The D.C. Circuit court ruled against the AHA.

Hospitals then suggested that the grandfathering rules in 2015 further increased spending by driving up the acquisition of accelerated health systems. Mark Miller, a former executive director of MedPAC, advised eliminating the “grandfather” clause, saving about $30 billion over a decade. Examples cited are MRI’s and colonoscopies, where Medicare’s hospital payment was 62% and 67% higher compared to ASCs, respectively.

Consider a Vascular Surgeon who provides outpatient care in three different locations: an independent office, an ASC, and a PBD. Under the Physician Fee Schedule (PFS), the first site visit is paid at the “in-office” rate. However, the reimbursement in the two other locations, which are classified as “facilities,” is covered by the Outpatient Prospective Payment System (OPPS). Confusing?

With this complexity, MedPAC has recommended common physician office services, such as patient visits, drugs and imaging, as well as services suitable for ASC coverage, be covered under the PFS rather than the more expensive PBD rate.

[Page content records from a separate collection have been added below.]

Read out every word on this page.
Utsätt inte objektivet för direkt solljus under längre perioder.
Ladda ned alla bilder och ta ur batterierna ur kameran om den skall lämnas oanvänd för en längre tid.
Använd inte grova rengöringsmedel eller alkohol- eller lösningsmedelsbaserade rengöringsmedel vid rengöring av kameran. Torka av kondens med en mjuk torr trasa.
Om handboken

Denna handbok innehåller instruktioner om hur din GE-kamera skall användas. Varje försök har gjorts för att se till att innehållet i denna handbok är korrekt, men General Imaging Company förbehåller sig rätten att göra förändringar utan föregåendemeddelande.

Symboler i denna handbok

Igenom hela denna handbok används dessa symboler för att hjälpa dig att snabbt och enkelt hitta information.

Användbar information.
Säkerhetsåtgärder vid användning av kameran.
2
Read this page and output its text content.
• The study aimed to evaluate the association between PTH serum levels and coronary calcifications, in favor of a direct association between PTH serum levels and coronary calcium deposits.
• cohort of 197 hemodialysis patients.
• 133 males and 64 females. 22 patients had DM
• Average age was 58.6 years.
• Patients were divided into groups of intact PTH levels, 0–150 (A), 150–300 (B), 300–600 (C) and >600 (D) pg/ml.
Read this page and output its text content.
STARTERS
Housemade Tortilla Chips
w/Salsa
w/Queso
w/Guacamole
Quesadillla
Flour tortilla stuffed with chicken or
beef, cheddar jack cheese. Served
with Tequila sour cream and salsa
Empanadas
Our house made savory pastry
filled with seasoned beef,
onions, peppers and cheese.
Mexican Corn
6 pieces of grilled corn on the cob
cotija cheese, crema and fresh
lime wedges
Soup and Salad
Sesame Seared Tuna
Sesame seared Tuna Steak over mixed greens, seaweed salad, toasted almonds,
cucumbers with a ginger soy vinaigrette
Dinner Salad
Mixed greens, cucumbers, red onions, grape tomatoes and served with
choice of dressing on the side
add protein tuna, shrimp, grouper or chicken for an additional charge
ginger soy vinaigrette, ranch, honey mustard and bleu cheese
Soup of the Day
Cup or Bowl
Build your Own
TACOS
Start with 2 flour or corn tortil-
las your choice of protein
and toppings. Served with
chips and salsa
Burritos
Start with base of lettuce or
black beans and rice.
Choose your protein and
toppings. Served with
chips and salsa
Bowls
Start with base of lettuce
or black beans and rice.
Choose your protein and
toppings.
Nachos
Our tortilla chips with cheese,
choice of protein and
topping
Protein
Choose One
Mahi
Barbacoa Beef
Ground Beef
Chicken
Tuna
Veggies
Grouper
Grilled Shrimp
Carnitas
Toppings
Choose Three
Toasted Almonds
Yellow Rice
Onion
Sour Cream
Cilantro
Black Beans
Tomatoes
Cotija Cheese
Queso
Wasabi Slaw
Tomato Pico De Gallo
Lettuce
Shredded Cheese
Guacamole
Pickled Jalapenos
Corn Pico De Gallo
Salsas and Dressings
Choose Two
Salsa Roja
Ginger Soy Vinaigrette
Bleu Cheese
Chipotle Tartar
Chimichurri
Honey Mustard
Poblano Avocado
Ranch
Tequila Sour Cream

MedPAC has also proposed some modest compromises such as narrowing, “rather than eliminating, the payment differential between PBDs and physician practices,” using site neutral payment for fewer Part B procedures, redesigning PBDs so that fewer hospitals are impacted, and incremental implementation of the new rules.

With bipartisan political support, the Trump administration, like previous ones, is looking to curtail health care spending in several areas by paying less for the same services, including site-neutral-based reimbursement for more services including drug administration and imaging. Furthermore, for many services performed in ASCs, there’s little or no evidence that with proper patient selection, the same procedures performed in ASCs pose a higher risk compared to a hospital or PBD setting. A recent study confirmed that appropriate patient selection is happening and found that the “initial baseline risk in PBD patients was much higher than the baseline risk for the same procedures performed at the ASC,” and that “the rates of revisits and complications for ASC patients were far lower than for closely matched HOPD patients.”

It is likely that with safety protocols in place, CMS will continue to gradually increase the Medicare-approved list of procedures at ASCs each year and lessen the disparity between PBD and non-facility services.

Will there be winners and losers? In November 2025, CMS released the calendar year 2026 Medicare Physician Fee Schedule Final Rule and confirmed changes to the methodology for allocating indirect practice expense or the PE part of relative value units (RVUs) based on the site of service. For services furnished in facility (hospital) settings, CMS will reduce the portion of indirect PE RVUs tied to half the amount used for hospital or non-facility or hospital services. This results in increased reimbursement for office-based specialties while reducing payments for hospital-based specialties.

Does the new epoch imply less VI? Will elimination of the differential payments boost physician specialty or multi-specialty consolidation? Maybe. For now, hospital employed physicians may be at a disadvantage indirectly due to pressure on hospitals to make up for the loss of significant revenue from more procedures shifting to ASCs and OBLs. However, despite our systematic review suggesting that VI has not “resulted in consistent and significant improvements in price, cost or spending, or quality associated with healthcare delivery,” VI does not appear to be taking a breather. Regardless, health systems are entering into more ASC partnerships and do provide significant value beyond monies.